For the past 12 months we have been debating the potential attractiveness of PPC given its price decline from over R33 (currently R11.25) and the aggressive expansion plans into Africa. Historically, the market was prepared to pay for the yet unknown potential opportunity in Africa. As value managers we hate paying up for the promise of future growth which may or may not materialise, especially if there are significant risks attached and up to now we resisted the temptation to invest our client’s money in PPC.
In spite of the share price fall and the potential emerging value, the risks have been increasing significantly. Our major concerns had to do with the how the company would fund the rising capital expenditure on the several new projects in Africa. In total the company is expected to spend R11bn on expansion plans outside South Africa (versus the current market cap of R8.3bn). Significant debt funding is required with peak funding requirements potentially hitting R12bn in the next two years. The last reported after tax profits were R660m and with debt substantially greater than profits from existing operations this does not leave much of a margin of safety if things were to go wrong. In addition, a lot of this debt is in the form of USD denominated project finance, while revenues would be earned in local currencies creating a significant potential mismatch in the event of a shock (for example, a collapse in hard currency earnings from commodity exports).
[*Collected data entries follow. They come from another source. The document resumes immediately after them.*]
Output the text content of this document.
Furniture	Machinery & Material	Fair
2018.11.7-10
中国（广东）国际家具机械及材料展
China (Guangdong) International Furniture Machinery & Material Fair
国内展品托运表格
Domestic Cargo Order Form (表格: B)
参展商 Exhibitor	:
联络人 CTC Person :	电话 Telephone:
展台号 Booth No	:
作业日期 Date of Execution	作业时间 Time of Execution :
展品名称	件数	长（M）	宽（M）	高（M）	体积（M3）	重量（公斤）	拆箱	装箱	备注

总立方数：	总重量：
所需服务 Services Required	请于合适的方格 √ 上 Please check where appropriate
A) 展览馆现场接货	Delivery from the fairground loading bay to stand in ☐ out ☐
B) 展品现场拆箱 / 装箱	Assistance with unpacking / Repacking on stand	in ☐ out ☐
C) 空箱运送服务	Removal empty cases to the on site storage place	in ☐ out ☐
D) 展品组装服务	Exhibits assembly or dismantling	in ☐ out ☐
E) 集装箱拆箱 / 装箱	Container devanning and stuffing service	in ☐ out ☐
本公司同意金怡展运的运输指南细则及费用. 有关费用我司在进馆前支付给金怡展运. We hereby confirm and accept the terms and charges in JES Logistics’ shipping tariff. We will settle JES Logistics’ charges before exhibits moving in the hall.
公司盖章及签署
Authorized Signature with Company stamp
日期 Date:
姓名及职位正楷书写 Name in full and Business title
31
While we had no foresight into the collapse in commodity (and oil) prices, the impact on African economies has made it particularly difficult for many businesses operating in Africa. In particular, liquidity and access to foreign currency has all but dried up which is impacting the day to day running of operations.
Unfortunately for PPC, the home fires have also been smouldering due to increased cement supply from the two new entrants resulting in a significant oversupply in the local market. It’s very hard for commodity companies to out manoeuvre industries in oversupply and this has resulted in price increases well below cost inflation for the past few years. As a result operating margins have halved since their peak in 2007 and are at the lowest levels since the cement cartel ended in 1999.
At Denker Capital, we don’t consider the potential upside without understanding how much capital we are putting at risk to achieve the potential upside. Our concerns around balance sheet pressures have proven to be correct and today the company announced it will be looking to raise between R3bn and R4bn of equity capital via a rights issue. At the time of writing the share price is down 18% on the day and 67% from its peak in 2013 and should we become more comfortable with the risks, the current prices may present an attractive entry point.